Because Functional Anatomy Says So #1

Having finished my first round of second year exams a little over a month ago I have been in a bit of a recovery period…it won’t last too long as there are more exams coming up. My intention at the moment is to begin writing about the REASON that there is an order to treatment that is guided by principle (from the base up and down then the center out). Right now I will start with the reason that the neck is GENERALLY worked with in the latter stages of a treatment.

In Osteopathy (in anatomy really) the base of the body is the pelvis. The pelvic complex is where gravity and ground reaction forces meet (ie compression from gravity above and compression from the ground below). Nature has made this very clear in the design of the pelvic complex by creating loops that are oblique to the 3 cardinal planes so that force may be redirected as opposed to shearing a flat/level pelvis. Since the pelvis is the base that the entire body stems from it would follow that the base must be treated (or at least checked) first so that any portion of the treatment that follows is performed with respect to a FUNCTIONALLY level (it is unlikely that it will ever be truly level) base.

Now that the pelvis has been taken care of and, like an intelligent Operator, the lower limbs have been checked and cleared of lesions that may drive a pelvic or vertebral lesion, the vertebral column is examined and treated. The idea here is to create a FUNCTIONALLY straight column (more accurately – a vertebral column that displays multi-directional freedom of movement within the confines of present anatomy). The other reason that the legs are checked for lesions and used as levers is ESSENTIALLY 1 muscle – the psoas. If there is some form of lesion anywhere between the foot and the 12th thoracic/dorsal vertebrae the psoas can be used to correct it. Why? The psoas attaches to the transverse processes, the vertebral bodies, and the intervertebral disks from D12 to L5. Even more than that, the psoas blends with the crus of the diaphragm bilaterally and it also forms part of the posterior abdominal wall (meaning that ALL of the viscera are directly tied to the psoas and the quadratus lumborum through the mesenteries). I am clearly getting a little derailed here!

After correcting the lumbar spine, moving through the thoraco-lumbar (or dorsal-lumbar) junction, it is now time to correct the thoracic/dorsal spine. The side bending/rotation coupling in the upper dorsals (D1-D4) will LIKELY relate to the rotation (and thus side bending of the neck). Here is where we start talking details! The lower cervical complex follows a Fryette Type 2 mechanic – side bending and rotation to the same side, while the thoracic/dorsal spine follows a Fryette Type 1 mechanic – side bending and rotation to the opposite side. In a simplistic sense, if the thoracic spine is side bent right and rotated left the cervical spine seems to pick up the rotation and thus side bend and rotate left. To add to the anatomical picture it is very important to look at the soft tissue and the ribs. Dorsal side bending will have related alterations in the soft tissues of the thorax (ie – rhomboids, pectoralis major and minor) which will alter not only the vertebral mechanics, it will also alter rib mechanics. Why do rib mechanics matter to the neck? Look at the scalenes (anterior and middle scalenes attaching to rib 1, posterior scalenes attaching to rib 2). Look at SCM (attaching to the clavicle…the pectoralis major that will affect the position of the thorax attaches to the inferior aspect of the clavicle – your pecs can mess up your neck). How do the upper dorsals affect your neck? Look at longus colli (it attaches on the anterior aspect of cervical vertebrae as well as the first 4 thoracic/dorsal vertebrae). Look at splenius capitis and splenius cervicis. All of this soft tissue represents direct links between the thorax, the thoracic/dorsal vertebrae, and the cervical vertebrae.

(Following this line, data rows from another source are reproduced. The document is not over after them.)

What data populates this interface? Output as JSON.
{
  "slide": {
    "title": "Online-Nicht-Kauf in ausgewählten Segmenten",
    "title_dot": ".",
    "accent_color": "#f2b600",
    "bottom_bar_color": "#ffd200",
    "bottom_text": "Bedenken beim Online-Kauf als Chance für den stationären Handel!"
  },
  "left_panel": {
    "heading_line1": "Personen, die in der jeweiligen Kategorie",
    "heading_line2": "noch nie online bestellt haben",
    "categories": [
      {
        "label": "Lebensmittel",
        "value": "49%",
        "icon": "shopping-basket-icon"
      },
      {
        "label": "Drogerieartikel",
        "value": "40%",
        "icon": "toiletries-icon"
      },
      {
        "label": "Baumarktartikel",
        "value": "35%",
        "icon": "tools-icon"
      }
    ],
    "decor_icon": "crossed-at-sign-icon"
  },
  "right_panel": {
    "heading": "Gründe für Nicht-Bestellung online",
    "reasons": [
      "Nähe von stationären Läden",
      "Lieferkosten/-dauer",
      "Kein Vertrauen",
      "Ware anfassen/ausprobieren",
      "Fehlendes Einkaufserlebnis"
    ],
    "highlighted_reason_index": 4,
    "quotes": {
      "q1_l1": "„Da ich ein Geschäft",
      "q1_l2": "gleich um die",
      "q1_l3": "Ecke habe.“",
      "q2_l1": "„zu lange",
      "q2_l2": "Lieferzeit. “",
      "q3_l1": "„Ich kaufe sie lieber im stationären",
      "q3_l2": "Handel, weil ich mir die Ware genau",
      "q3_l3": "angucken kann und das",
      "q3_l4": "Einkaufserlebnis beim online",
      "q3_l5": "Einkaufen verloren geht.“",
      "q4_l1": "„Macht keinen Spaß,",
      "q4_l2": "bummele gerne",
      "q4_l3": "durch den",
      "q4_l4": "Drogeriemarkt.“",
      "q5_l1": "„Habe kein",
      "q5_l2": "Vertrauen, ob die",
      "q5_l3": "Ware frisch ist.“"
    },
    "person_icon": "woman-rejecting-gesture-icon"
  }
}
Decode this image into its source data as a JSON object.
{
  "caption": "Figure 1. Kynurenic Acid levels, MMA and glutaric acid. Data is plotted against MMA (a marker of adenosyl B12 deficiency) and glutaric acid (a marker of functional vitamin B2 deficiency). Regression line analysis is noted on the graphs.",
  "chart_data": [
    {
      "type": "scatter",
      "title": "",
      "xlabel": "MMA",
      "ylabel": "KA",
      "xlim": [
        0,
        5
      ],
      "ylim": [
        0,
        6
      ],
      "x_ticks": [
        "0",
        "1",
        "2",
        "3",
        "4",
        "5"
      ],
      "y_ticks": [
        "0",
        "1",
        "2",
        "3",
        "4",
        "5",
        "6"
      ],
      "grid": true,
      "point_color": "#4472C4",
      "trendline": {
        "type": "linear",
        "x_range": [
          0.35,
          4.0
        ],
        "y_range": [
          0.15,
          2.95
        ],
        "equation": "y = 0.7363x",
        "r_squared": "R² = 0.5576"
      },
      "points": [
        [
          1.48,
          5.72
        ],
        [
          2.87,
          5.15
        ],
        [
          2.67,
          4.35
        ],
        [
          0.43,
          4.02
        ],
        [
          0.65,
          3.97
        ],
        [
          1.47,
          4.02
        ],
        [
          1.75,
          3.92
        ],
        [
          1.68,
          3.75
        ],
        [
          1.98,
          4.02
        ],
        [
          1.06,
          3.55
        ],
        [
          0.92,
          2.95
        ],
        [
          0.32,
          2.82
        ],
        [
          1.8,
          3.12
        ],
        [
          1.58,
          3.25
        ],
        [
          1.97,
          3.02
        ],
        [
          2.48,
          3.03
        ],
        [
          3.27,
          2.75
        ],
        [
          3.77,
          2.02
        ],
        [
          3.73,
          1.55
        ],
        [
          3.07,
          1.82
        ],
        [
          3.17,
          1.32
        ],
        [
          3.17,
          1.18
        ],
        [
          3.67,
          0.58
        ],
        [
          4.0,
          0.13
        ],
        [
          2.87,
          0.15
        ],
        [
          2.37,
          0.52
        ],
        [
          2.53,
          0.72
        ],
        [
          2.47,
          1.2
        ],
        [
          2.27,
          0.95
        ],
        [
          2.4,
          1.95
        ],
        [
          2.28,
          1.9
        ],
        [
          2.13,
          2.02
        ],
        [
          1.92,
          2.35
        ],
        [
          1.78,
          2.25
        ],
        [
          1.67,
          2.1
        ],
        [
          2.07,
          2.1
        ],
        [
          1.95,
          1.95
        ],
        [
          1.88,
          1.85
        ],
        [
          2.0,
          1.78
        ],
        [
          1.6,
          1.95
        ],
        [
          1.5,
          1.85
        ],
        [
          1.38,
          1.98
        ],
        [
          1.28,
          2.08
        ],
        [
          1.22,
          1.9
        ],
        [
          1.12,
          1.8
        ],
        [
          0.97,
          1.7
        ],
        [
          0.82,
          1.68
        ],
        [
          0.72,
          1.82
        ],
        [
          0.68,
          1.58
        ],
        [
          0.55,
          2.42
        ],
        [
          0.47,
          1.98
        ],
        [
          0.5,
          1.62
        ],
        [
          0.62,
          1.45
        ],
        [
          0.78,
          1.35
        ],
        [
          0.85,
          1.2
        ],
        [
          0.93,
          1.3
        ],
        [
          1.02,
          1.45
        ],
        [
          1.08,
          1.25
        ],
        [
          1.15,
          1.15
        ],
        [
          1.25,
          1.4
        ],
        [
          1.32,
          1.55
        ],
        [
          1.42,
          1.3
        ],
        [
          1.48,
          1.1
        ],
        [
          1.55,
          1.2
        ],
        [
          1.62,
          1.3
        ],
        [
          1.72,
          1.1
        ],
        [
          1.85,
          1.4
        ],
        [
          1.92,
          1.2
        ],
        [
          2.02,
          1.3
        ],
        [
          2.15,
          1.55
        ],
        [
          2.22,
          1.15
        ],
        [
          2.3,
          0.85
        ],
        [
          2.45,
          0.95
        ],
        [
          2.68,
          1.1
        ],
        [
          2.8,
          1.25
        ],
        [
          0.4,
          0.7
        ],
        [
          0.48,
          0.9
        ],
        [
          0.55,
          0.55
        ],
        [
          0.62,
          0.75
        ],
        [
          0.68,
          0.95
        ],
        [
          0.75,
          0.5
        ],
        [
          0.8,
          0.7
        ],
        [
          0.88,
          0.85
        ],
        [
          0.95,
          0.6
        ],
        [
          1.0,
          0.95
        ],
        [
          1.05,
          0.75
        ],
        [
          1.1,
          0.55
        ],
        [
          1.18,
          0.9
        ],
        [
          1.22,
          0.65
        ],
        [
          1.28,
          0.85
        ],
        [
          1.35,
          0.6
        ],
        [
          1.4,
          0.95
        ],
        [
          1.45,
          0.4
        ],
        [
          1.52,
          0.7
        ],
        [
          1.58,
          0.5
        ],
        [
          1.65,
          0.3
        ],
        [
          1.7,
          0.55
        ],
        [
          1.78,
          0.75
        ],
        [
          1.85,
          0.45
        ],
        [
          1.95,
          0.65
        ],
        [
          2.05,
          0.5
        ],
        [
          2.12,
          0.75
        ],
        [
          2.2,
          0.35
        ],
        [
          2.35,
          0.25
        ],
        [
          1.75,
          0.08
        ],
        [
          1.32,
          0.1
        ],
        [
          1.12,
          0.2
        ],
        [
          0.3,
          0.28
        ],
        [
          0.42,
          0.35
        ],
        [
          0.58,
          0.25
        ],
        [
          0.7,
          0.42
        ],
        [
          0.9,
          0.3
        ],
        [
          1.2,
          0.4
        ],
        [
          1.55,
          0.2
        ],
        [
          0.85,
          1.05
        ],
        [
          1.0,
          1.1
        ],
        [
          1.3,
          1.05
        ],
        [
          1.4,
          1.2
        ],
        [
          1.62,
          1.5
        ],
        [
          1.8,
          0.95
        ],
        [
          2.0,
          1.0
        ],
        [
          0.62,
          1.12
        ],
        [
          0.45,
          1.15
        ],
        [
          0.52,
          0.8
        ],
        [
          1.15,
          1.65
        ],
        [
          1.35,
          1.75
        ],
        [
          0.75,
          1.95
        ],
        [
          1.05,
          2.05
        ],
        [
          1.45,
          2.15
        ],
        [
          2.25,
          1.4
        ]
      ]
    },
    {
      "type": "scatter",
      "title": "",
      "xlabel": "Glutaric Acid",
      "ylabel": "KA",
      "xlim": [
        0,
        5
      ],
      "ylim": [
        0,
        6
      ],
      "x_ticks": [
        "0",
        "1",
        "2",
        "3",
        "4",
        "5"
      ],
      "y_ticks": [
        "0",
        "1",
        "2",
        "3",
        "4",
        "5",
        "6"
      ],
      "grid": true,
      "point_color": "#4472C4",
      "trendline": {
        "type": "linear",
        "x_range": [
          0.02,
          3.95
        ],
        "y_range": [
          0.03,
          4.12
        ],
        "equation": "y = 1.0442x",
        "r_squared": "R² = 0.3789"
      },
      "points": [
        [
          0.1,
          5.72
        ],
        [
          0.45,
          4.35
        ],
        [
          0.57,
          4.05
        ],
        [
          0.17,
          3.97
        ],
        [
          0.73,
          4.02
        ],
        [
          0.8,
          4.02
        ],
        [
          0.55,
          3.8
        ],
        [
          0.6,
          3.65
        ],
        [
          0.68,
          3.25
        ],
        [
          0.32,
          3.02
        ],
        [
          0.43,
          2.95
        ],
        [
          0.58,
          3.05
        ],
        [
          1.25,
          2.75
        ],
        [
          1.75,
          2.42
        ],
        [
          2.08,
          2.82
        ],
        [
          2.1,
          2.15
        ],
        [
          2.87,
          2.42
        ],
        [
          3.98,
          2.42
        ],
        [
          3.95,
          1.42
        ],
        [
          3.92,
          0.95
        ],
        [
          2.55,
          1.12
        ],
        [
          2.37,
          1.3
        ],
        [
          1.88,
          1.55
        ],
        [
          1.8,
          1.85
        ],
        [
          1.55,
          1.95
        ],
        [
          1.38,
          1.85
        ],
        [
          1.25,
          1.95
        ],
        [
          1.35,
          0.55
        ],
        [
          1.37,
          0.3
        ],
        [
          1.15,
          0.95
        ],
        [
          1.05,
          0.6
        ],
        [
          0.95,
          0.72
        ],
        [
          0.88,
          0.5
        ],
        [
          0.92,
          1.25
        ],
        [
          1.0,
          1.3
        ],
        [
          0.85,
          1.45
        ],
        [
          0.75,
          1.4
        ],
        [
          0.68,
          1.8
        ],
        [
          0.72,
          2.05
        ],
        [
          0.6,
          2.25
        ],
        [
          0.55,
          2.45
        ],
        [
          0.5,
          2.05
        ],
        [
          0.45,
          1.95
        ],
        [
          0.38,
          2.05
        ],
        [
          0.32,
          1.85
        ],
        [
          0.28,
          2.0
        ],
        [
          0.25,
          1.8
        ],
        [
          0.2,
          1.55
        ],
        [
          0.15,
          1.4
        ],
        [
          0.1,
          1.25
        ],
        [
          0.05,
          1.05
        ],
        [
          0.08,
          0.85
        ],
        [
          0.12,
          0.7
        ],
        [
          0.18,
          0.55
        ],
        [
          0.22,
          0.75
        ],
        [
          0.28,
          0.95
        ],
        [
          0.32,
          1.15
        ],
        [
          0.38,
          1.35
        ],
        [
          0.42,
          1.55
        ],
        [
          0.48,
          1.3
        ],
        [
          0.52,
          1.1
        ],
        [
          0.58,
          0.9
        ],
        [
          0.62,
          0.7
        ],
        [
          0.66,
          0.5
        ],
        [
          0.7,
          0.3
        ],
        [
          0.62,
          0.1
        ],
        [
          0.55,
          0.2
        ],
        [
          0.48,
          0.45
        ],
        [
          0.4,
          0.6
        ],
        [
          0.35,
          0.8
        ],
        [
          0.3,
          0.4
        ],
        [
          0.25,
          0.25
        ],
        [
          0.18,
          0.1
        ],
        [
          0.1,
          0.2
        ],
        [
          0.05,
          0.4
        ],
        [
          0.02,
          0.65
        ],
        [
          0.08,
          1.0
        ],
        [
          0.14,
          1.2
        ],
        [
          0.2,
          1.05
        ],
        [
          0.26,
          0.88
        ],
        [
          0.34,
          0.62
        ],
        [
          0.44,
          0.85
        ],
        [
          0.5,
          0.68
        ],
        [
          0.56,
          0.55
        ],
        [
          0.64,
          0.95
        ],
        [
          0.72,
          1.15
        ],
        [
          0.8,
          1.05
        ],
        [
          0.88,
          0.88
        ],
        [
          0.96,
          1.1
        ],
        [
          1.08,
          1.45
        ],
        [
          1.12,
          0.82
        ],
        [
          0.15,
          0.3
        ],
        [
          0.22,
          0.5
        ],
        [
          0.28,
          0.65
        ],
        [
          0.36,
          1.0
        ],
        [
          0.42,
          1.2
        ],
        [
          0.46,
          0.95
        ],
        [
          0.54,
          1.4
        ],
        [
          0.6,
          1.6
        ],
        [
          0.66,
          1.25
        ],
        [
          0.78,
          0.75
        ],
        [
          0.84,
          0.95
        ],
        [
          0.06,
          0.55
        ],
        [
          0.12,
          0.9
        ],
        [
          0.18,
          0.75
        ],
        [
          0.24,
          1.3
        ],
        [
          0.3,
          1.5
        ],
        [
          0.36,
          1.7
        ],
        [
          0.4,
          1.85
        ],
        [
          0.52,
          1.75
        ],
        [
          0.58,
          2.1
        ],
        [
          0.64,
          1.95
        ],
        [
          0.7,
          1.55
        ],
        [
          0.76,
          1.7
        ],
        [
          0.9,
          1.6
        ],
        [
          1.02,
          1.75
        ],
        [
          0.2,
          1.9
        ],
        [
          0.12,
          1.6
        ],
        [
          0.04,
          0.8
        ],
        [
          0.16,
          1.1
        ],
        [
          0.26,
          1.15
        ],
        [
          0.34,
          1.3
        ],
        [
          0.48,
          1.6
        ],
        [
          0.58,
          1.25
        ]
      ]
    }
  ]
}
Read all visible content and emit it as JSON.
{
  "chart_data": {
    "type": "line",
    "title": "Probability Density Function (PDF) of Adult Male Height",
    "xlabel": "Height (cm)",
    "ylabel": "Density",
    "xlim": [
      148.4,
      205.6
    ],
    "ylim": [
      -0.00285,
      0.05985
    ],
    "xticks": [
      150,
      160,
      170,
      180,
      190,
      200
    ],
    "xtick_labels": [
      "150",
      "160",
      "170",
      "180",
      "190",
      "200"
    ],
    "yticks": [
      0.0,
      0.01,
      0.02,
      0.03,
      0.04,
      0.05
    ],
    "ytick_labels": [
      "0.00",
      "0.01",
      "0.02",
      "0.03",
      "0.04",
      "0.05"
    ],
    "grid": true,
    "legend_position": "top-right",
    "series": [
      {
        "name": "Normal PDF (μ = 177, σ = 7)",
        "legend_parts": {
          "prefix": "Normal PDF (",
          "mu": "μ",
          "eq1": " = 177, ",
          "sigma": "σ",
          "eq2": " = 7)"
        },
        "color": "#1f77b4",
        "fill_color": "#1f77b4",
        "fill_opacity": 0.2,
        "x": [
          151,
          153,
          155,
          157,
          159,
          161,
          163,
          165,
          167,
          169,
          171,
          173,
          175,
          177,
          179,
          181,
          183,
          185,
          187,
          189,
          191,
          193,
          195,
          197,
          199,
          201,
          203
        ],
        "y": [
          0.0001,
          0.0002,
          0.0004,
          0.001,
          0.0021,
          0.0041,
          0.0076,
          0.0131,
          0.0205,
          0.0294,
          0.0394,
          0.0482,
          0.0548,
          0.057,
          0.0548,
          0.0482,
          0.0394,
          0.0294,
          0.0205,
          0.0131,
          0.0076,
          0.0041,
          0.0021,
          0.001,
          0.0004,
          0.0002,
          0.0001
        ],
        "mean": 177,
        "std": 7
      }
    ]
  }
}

Now that we have a baseline of anatomy running from the pelvis, through the regions of the vertebral column, to the cervical spine, it should now begin to make more sense as to why the cervical spine is generally corrected later on in the treatment process. No part of the body can be adjusted in a meaningful way if it is not coordinated with the rest of the body. The cervical spine will be adjusted to the thoracic/dorsal spine, the thoracic/dorsal spine will be adjusted to the lumbar spine, the lumbar spine will be adjusted to the pelvis. Based on functional anatomy MOST treatments begin at the pelvis. I will keep on chugging along and look at more treatment rationale going forward…BECAUSE FUNCTIONAL ANATOMY SAYS SO!